The photo above is the ‘health station’ at my home.
The flowers entered the home this week as a celebration of the renewed commitment to my health. They represent the ‘spirit’ part of mind-body-spirit…and they just made me happy.
This life experience living in a body is hard sometimes.
I knew when I started working at my new job I would get distracted and I did. I lost 40 pounds prior to that because I stayed laser focused. I put the work into the diet. I engaged in reading, conscious food prep, and conscious will-power when I was hungry but knew I shouldn’t eat. I know how to do it because I did it. With help from books and other people, and deep compassion for my life-long weakness, I proved to myself once again, I can do it.
Then, a year after starting my new job I went to the doctor for a second time. (the first checkup was pretty good) Oh yeah, I’ve been distracted by the work load, and all that is new that has entered my life. Did my weight creep up again? Yes. Is my blood pressure rising? Yes, and oh by the way, did my glucose for the first time in my life register as the lowest value of pre-diabetic (A1C= 5.7?) uhh drat.
My blood pressure came back down again, but my doctor is having me continue to monitor it. The A1C has me feeling very determined again.
Ok!
Distraction by work is no longer an excuse. I’m back on the strict diet and back at the gym. Ok, well my gym is closing, but I have already visited the one which will probably be the replacement, so the workouts will continue.

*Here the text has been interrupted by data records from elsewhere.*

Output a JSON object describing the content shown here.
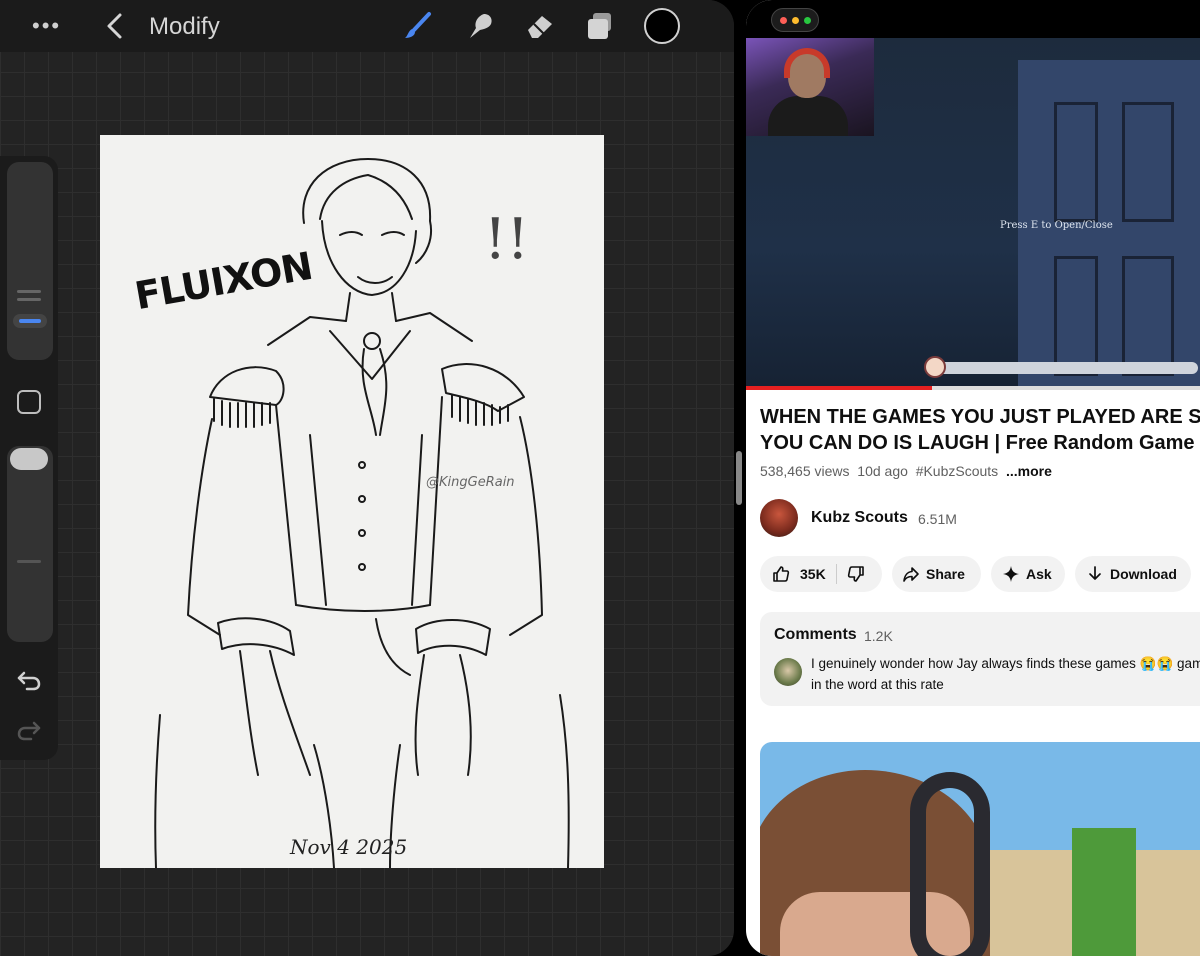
{
  "procreate": {
    "title": "Modify",
    "tools": [
      "brush-icon",
      "smudge-icon",
      "eraser-icon",
      "layers-icon"
    ],
    "current_color": "#000000",
    "accent_color": "#4a86f0",
    "canvas": {
      "lettering": "FLUIXON",
      "exclamation": "!!",
      "watermark": "@KingGeRain",
      "date": "Nov 4 2025"
    }
  },
  "youtube": {
    "video": {
      "game_prompt": "Press E to Open/Close",
      "progress_fraction": 0.41
    },
    "title": "WHEN THE GAMES YOU JUST PLAYED ARE S YOU CAN DO IS LAUGH | Free Random Game",
    "title_line1": "WHEN THE GAMES YOU JUST PLAYED ARE S",
    "title_line2": "YOU CAN DO IS LAUGH | Free Random Game",
    "views": "538,465 views",
    "age": "10d ago",
    "hashtag": "#KubzScouts",
    "more": "...more",
    "channel": {
      "name": "Kubz Scouts",
      "subscribers": "6.51M"
    },
    "actions": {
      "likes": "35K",
      "share": "Share",
      "ask": "Ask",
      "download": "Download"
    },
    "comments": {
      "label": "Comments",
      "count": "1.2K",
      "top_comment": "I genuinely wonder how Jay always finds these games 😭😭 game in the word at this rate"
    },
    "brand_color": "#e52020"
  }
}
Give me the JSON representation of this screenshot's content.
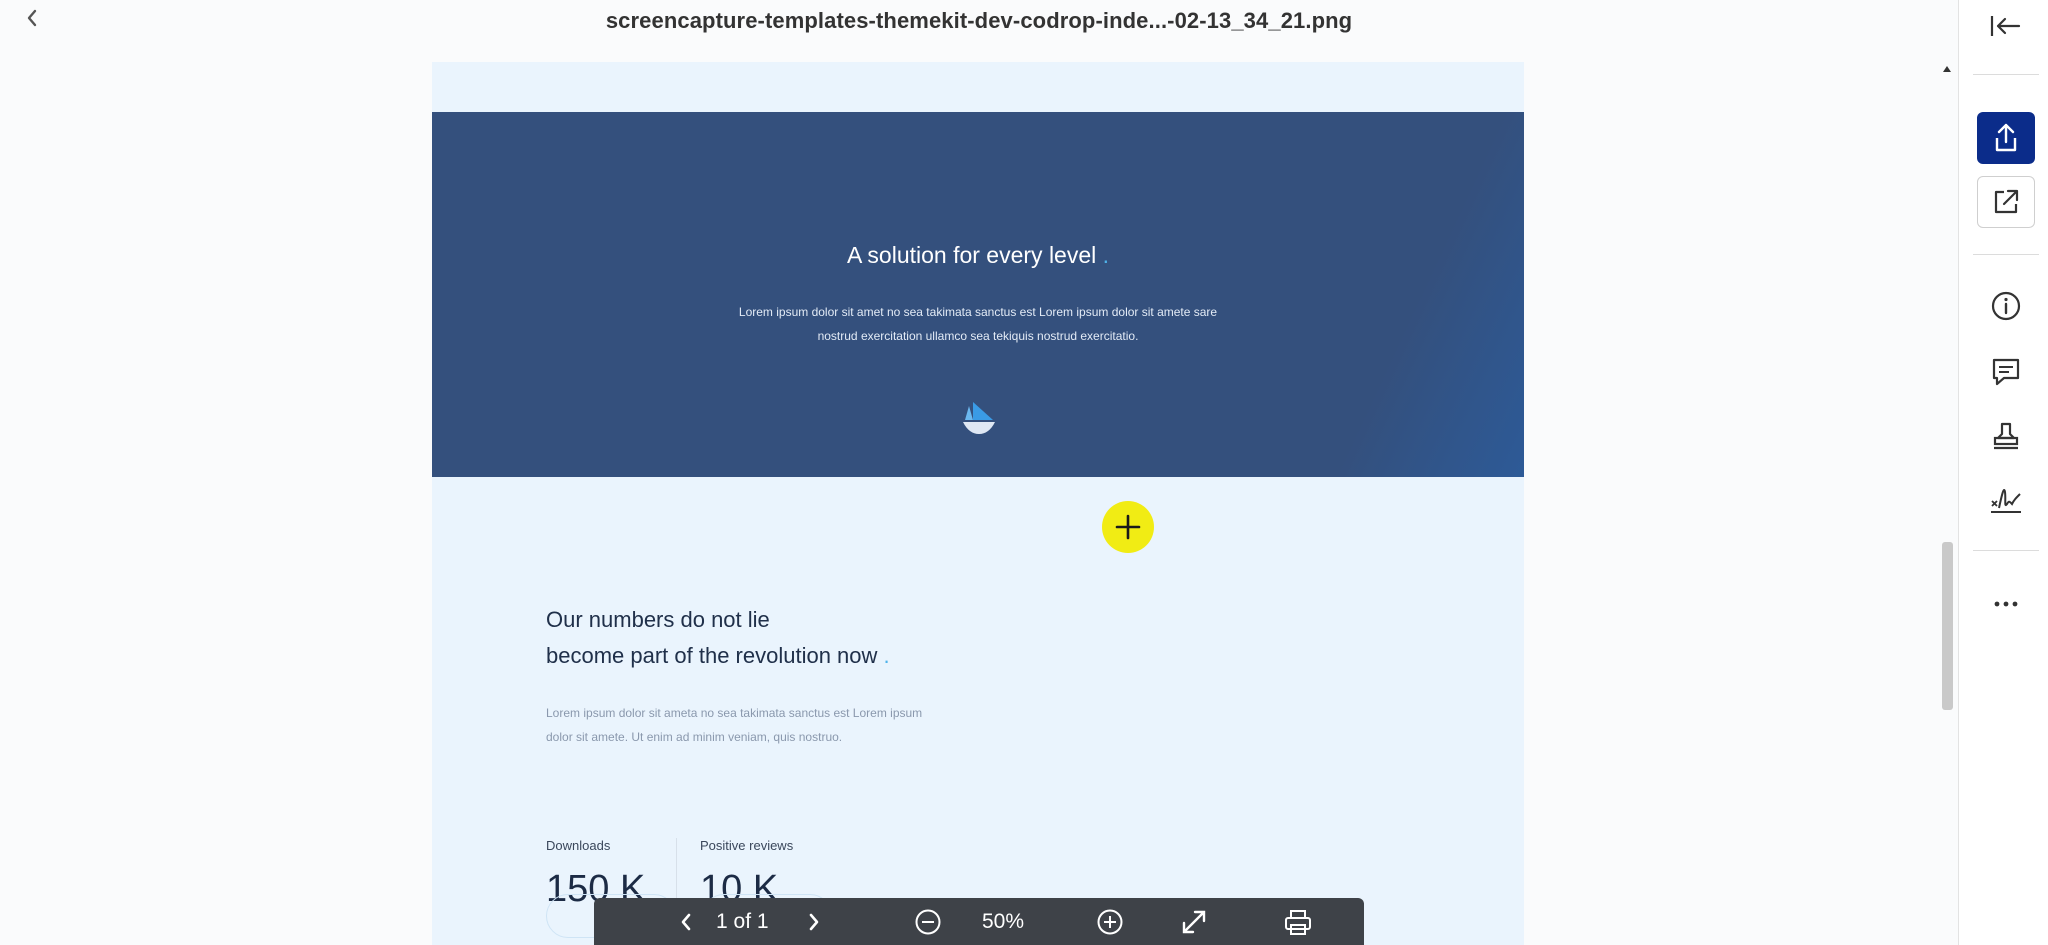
{
  "header": {
    "file_title": "screencapture-templates-themekit-dev-codrop-inde...-02-13_34_21.png",
    "back_icon": "chevron-left-icon"
  },
  "sidebar": {
    "items": [
      {
        "name": "collapse-panel-button",
        "icon": "collapse-left-icon"
      },
      {
        "name": "share-button",
        "icon": "share-icon"
      },
      {
        "name": "open-external-button",
        "icon": "open-external-icon"
      },
      {
        "name": "info-button",
        "icon": "info-icon"
      },
      {
        "name": "comment-button",
        "icon": "comment-icon"
      },
      {
        "name": "stamp-button",
        "icon": "stamp-icon"
      },
      {
        "name": "signature-button",
        "icon": "signature-icon"
      },
      {
        "name": "more-button",
        "icon": "more-icon"
      }
    ],
    "primary_color": "#0b2c8a"
  },
  "document": {
    "hero": {
      "title": "A solution for every level",
      "title_dot": ".",
      "line1": "Lorem ipsum dolor sit amet no sea takimata sanctus est Lorem ipsum dolor sit amete sare",
      "line2": "nostrud exercitation ullamco sea tekiquis nostrud exercitatio.",
      "background_color": "#34507d"
    },
    "stats": {
      "title_line1": "Our numbers do not lie",
      "title_line2": "become part of the revolution now",
      "title_dot": ".",
      "desc_line1": "Lorem ipsum dolor sit ameta no sea takimata sanctus est Lorem ipsum",
      "desc_line2": "dolor sit amete. Ut enim ad minim veniam, quis nostruo.",
      "items": [
        {
          "label": "Downloads",
          "value": "150 K"
        },
        {
          "label": "Positive reviews",
          "value": "10 K"
        }
      ],
      "accent_color": "#4fb3ea"
    }
  },
  "viewer_toolbar": {
    "page_indicator": "1 of 1",
    "zoom": "50%",
    "icons": [
      "chevron-left-icon",
      "chevron-right-icon",
      "zoom-out-icon",
      "zoom-in-icon",
      "fullscreen-icon",
      "print-icon"
    ]
  },
  "cursor_marker_color": "#f1ec14"
}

2023-2024 will be about mind-body-spirit continued balance. I find it exhausting when I have fallen out of balance, but in the course of my life, I have found every other dimension of life goes better when this is in balance. Opportunities surface. Relationships go well. Physical health restores and brings the gift of energy, strength and stamina, and life revolves more effortlessly and gently.
I know because I have been there. Now I am here. Soon once again, I will be there.
The goal is permanently this time… again.